You see a status quo where neither major party cares about electronic privacy. Is it because there is a vast conspiracy between media and government to only present these two viewpoints? Is it because huge amounts of money go into getting people to support NSA surveillance? Or is it because opposing NSA surveillance is not an issue that reliably yields votes?
Which voting bloc can you capture by supporting the scaling back of NSA surveillance? Angry nerds? Not a big demographic. If your issue doesn't get old people, blacks and hispanics, religious conservatives, teachers, union workers, small business owners, or one of the other big demographics like that to go out and vote based solely on that issue, then there is not enough votes in that issue for any politician to care about it.
And the thing is, that's arguably how democracy should work. Why should politicians in a democracy cater to the pet issues of an ideological minority?
From a human and Constitutional rights point of view, they have an obligation to respect the views of those ideological minorities when their main agenda is defending their rights (right to privacy, free speech, or whatever it may be). A pure democratic system is little more than a (usually peaceful) mob rule, but in a representative democracy there is at least the expectation that elected representatives, by virtue of being middlemen between the people and the laws that govern them, as well as only having to risk their job every few years, will be able to reflect on more than what the majority wants at the present moment.
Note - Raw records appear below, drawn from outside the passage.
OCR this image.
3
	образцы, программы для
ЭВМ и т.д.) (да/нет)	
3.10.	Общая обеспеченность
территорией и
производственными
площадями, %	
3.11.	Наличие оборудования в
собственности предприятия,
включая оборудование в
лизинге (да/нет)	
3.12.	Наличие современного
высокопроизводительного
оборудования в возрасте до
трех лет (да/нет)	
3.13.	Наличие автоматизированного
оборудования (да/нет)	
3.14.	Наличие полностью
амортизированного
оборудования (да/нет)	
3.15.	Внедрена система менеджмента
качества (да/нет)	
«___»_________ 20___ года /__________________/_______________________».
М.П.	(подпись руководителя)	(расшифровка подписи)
However, if your point was made more from the perspective of maintaining power and control, then I don't disagree with you.
Ideological minorities don't get to make up "rights" and then demand the government defend them. The government has the obligation to defend free speech rights, even against the wishes of the majority, because there is ancient recognition of that right along with explicit adoption of a broad statement of that right in the Constitution.
But, there is no such thing when it comes to "privacy". See: http://law2.umkc.edu/faculty/projects/ftrials/conlaw/rightof... ("The U. S. Constitution contains no express right to privacy. The Bill of Rights, however, reflects the concern of James Madison and other framers for protecting specific aspects of privacy, such as the privacy of beliefs (1st Amendment), privacy of the home against demands that it be used to house soldiers (3rd Amendment), privacy of the person and possessions as against unreasonable searches (4th Amendment), and the 5th Amendment's privilege against self-incrimination, which provides protection for the privacy of personal information.")
There is nothing in the Constitution that says "you have a right to privacy", and it's really very difficult to extend one of the explicit provisions to get you to something that would prohibit the government's collection of information that you voluntarily put "out in the world" by giving it to entities like Google or Facebook, or information (like call records) that aren't even yours but rather information about you gathered by a private company. You have to resort to something worse than Griswald's "penumbras" to get from the 4th amendment, which concerns the sanctity of one's house and physical person, to such a broad privacy "right."
There's not even intellectual consensus on the issue. Academics disagree vigorously about the appropriate level of "privacy rights" and foreign liberal democracies often collect as much or more information than the U.S. does.
As an example, you have the right to criticize your employer (freedom of speech). For obvious reasons, this right is best exercised in private, where the employer cannot overhear the conversation. If the employer operated a massive surveilance network that recorded your supposedly private conversations, you could then suffer punitive consequences and be denied career opportunities merely for voicing an opinion.
You have a legal right to an attorney, but that right is only useful because your discussions with your attorney are confidential. Without that privacy, the whole value of the right simply evaporates.
My view is that the right to privacy is such an obvious prerequisite for most, if not all, of our legal rights to have any value that it shouldn't need to be explicitly detailed in the Constitution or in any specific law. Furthermore, the world the Founders lived in was a world in which privacy was easy to safeguard, and the few obvious ways to violate it (e.g. unreasonable searches and seizures) were addressed by the Bill of Rights.
I don't disagree that privacy in some meaningful sense is a human right. I disagree that a "privacy" right that is broad enough to encompass information about me collected by a private company based on my voluntary use of its service (i.e. phone call records) rises to the level of human right. To me, that's instead a matter of balancing of competing interests to be handled through the democratic process. When I think of privacy being a "human right" I'm thinking more of the government not invading the sanctity of your home, not how it can access information you already freely share with others.
Sure they do; their right to make such demands is fairly explicit in the First Amendment (both the right to assemble and the right to petition apply to it.)
Now, the answer to the demand may be "No", but that's a different issue.
The 10th amendment just says that a right need not be enumerated in the Constitution to exist. However, you still have to prove that such a right exists, say by pointing to its recognition in English common law. Just because it isn't mentioned in the Constitution doesn't mean it doesn't exist, but it also doesn't mean that it exists and is just "implicit." The idea that communications are protected by a broad "privacy right" that protects even information you share with others just can't be traced back to something the founders would have understood to be a "right" much less something so fundamental that they might leave it implicit.